You are from Oz right ? Does this underclass exist there ?
Not really, no. Of course, we do have people who
live like this. Some of the remote Aboriginal communities are rife with socio-economic problems (usually alcohol, petrol sniffing, domestic violence and sexual abuse), as are some of the dodgier (white populated) suburbs.
But we don't have your massively concentrated population; we don't have your vast, sprawling council estates and tower blocks with hundreds of people living cheek by jowl; we don't have a list of large towns and small cities which relied on a single industry for one or two centuries and now lie mouldering because that industry has died off or moved on and nobody knows what to do with themselves anymore.
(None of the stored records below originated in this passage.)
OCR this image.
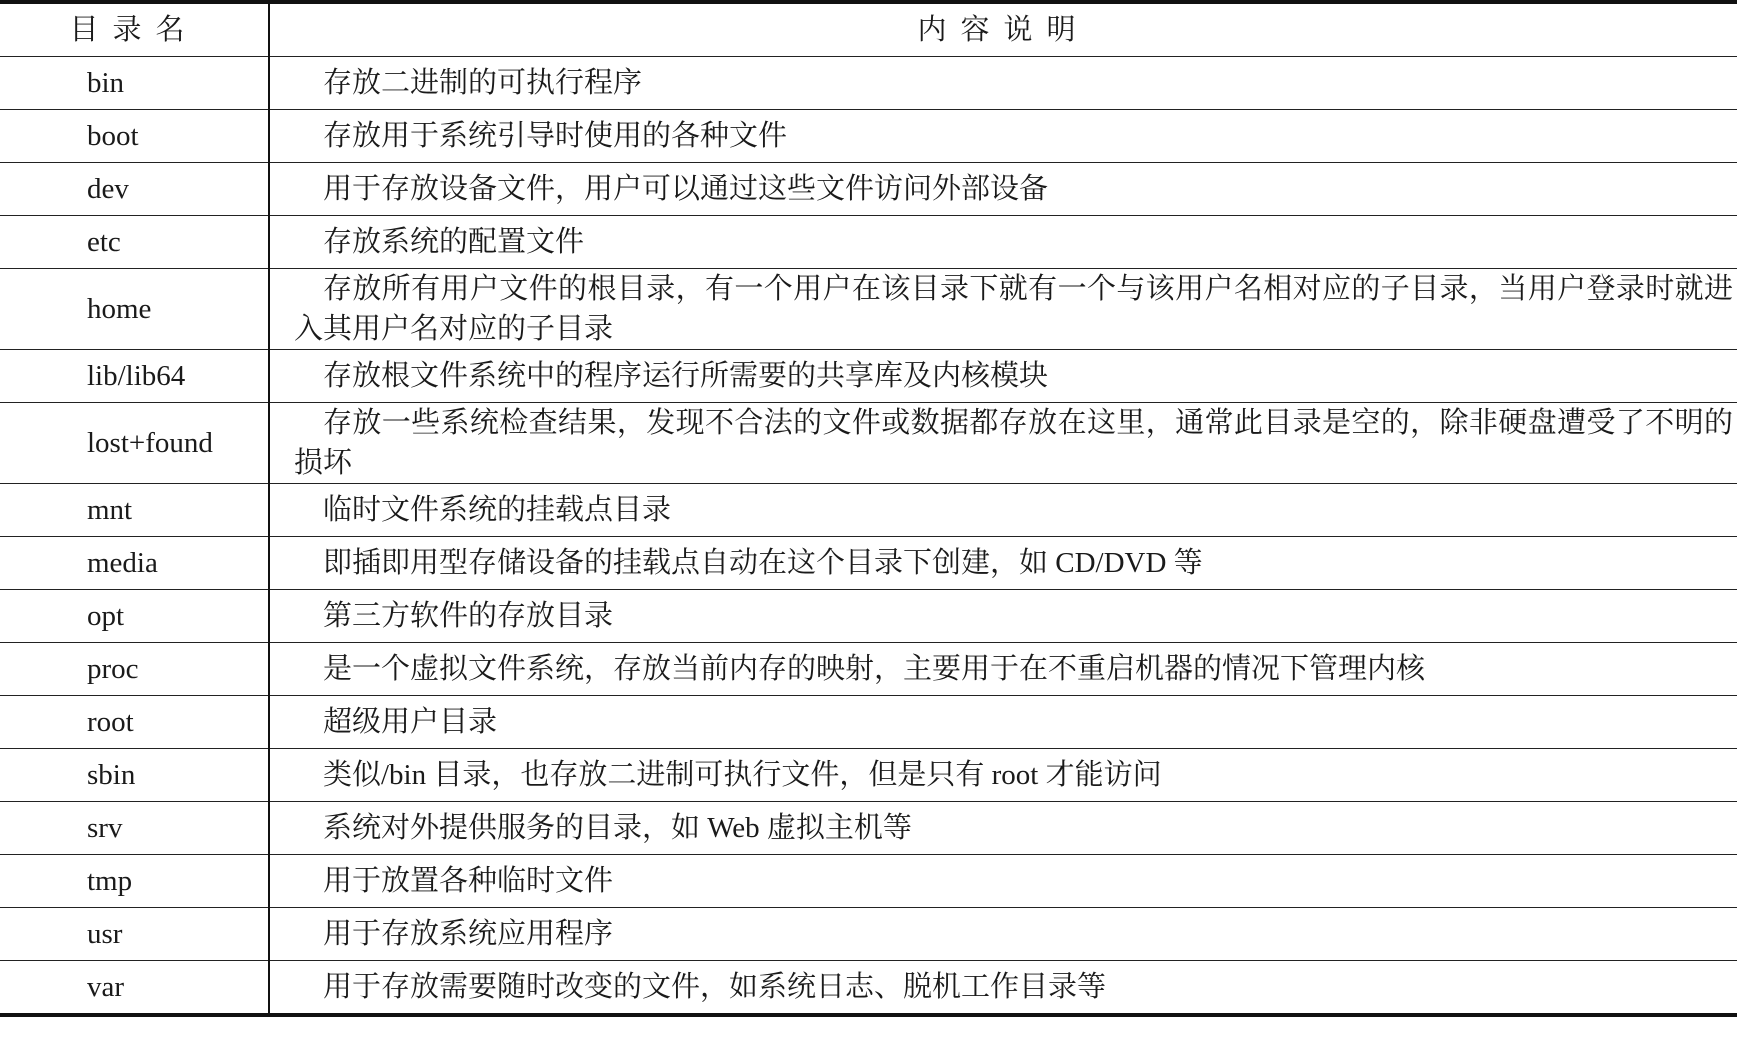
目录名	内容说明
bin	存放二进制的可执行程序
boot	存放用于系统引导时使用的各种文件
dev	用于存放设备文件，用户可以通过这些文件访问外部设备
etc	存放系统的配置文件
home	存放所有用户文件的根目录，有一个用户在该目录下就有一个与该用户名相对应的子目录，当用户登录时就进入其用户名对应的子目录
lib/lib64	存放根文件系统中的程序运行所需要的共享库及内核模块
lost+found	存放一些系统检查结果，发现不合法的文件或数据都存放在这里，通常此目录是空的，除非硬盘遭受了不明的损坏
mnt	临时文件系统的挂载点目录
media	即插即用型存储设备的挂载点自动在这个目录下创建，如 CD/DVD 等
opt	第三方软件的存放目录
proc	是一个虚拟文件系统，存放当前内存的映射，主要用于在不重启机器的情况下管理内核
root	超级用户目录
sbin	类似/bin 目录，也存放二进制可执行文件，但是只有 root 才能访问
srv	系统对外提供服务的目录，如 Web 虚拟主机等
tmp	用于放置各种临时文件
usr	用于存放系统应用程序
var	用于存放需要随时改变的文件，如系统日志、脱机工作目录等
Much of your underclass has been created by a mixture of failed government policy (particularly those which have encouraged reliance on social benefits rather than personal responsibility), increasingly irresponsible social attitudes amongst the underclass, and the legacy of your infamous class system, which has always restricted social mobility, and still does. Add the pressure of social breakdown in the poorer communities, and social mobility grinds to a halt:
A report last year by the Organisation for Economic Cooperation and Development found that in the UK children struggle to escape the income levels of their parents more than in almost any other country in the group.
“There is less social mobility in the UK than in Australia, Canada and Denmark,” it said. “What your parents earned when you were a child has much more effect on your own earnings than in more mobile countries.”
(Source).
Unfortunately, the government seems to think that this problem is best addressed by throwing money at it. That is not the answer, as Australia has learned in her dealings with the Aborigines. You can't make everything better by trying to ensure that everyone earns the same amount of money, for example. And where is the incentive for improving oneself, if destructive social attitudes are no longer taboo? Where is the incentive to get a job, if government benefits pay the same or more than a minimum wage occupation?
Social problems are compounded by problematic social attitudes - and no amount of money will change social attitudes. Social problems resulting from problematic social attitudes are grassroots problems; they begin in the minds of the people suffering from them. That's where the work has to be done.